Da Lula arriva una nuova stoccata al dollaro e alla sua supremazia che ormai pare in fase calante. Il presidente del Brasile, da poco approdato in Cina, ha chiesto ai Paesi membri del BRICS (Brasile, Russia, India, Cina e Sudafrica) di trovare un’alternativa che sostituisca il dollaro nel commercio estero, creando quindi una moneta unica per il blocco che possa divincolarsi dalla morsa delle regole finora imposte ai paesi in via di sviluppo. Lula ha espresso queste considerazioni in occasione di una visita alla New Development Bank di Shanghai, un’istituzione creata dai BRICS di cui l’ex presidente del Brasile Dilma Rousseff è nuovo amministratore delegato.
“Perché un’istituzione come la banca BRICS non può avere una valuta per finanziare le relazioni commerciali tra Brasile e Cina, tra il Brasile e tutti gli altri paesi BRICS? Perché non possiamo commerciare con le nostre valute? Chi ha deciso che debba essere il dollaro?”. Lula ha parlato poi della necessità di una moneta che stabilizzi e pacifichi i paesi, poiché allo stato attuale hanno l’obbligo di rincorrere il dollaro per poter esportare e ha anche aggiunto che la New Development Bank rappresenta un’alternativa al Fondo Monetario Internazionale, accusato insieme ad altre istituzioni affini di imporre condizioni e requisiti di vario genere per prestare denaro e di amministrare i conti dei paesi del terzo mondo quasi come fossero loro ostaggi.
Pechino sta intensificando gli sforzi per aumentare l’uso della propria valuta nel commercio estero.
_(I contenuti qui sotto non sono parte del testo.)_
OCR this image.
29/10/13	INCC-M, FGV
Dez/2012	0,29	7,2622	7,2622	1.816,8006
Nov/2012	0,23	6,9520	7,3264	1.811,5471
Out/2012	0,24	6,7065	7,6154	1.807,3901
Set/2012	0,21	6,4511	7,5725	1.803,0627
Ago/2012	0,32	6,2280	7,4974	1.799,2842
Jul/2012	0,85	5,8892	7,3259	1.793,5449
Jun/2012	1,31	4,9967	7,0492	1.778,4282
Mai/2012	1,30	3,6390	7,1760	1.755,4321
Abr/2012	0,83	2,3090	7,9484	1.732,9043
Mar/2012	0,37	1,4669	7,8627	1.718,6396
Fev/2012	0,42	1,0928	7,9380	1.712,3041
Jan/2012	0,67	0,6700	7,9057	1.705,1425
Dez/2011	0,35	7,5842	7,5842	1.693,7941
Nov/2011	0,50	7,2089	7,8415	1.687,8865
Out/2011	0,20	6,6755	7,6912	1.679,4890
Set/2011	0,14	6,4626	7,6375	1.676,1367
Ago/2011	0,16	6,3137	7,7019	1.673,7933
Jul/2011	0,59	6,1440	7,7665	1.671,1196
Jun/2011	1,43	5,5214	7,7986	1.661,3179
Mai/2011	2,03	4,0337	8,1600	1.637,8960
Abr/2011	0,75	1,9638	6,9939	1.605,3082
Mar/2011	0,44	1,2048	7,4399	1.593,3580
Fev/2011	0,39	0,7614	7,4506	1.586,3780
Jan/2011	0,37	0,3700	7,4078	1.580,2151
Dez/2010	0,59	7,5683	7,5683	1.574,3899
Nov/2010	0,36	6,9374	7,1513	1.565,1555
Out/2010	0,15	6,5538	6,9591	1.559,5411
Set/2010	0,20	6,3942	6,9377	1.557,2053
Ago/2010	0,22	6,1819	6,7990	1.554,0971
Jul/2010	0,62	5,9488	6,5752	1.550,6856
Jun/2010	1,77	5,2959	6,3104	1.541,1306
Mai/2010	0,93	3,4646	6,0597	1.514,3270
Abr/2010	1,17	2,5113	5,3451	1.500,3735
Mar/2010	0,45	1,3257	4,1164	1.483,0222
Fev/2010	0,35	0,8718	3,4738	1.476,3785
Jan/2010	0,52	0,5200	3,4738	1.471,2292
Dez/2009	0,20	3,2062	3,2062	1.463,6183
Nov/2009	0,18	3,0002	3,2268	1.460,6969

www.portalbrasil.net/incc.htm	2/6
Il mese scorso, Brasile e Cina hanno adottato misure per rendere più facile e risolvere le loro operazioni di commercio estero in yuan o reais (la moneta brasiliana), con l’obiettivo dichiarato di ridurre i costi eliminando una terza valuta – non controllato dai due partner – dalle transazioni. Il ministro delle Finanze brasiliano Fernando Haddad, che ha accompagnato Lula nel suo viaggio a Shanghai per l’insediamento di Dilma Rousseff, ha dichiarato ai giornalisti che “il vantaggio è quello di evitare la camicia di forza imposta da operazioni commerciali regolate in una valuta di un paese non coinvolto nella transazione”.
Al di là delle valutazioni di Lula e delle convenienze dei rapporti sino-brasiliani, sembra ormai chiaro il disegno che va delineandosi: la divisione del mondo in due blocchi, con due modelli di sviluppo differenti, sì, ma non totalmente antitetici; per capirci, non siamo di fronte alla nascita di un blocco anti-capitalista, piuttosto stiamo assistendo al sorgere di un nuovo gruppo di paesi, un tempo definiti emergenti, che adesso vogliono contare di più nel mondo, svincolandosi dal dominio americano per imporre – lo insegna la storia dell’imperialismo capitalista – il proprio dominio che, in questo caso, può benissimo vestire i panni del soft power.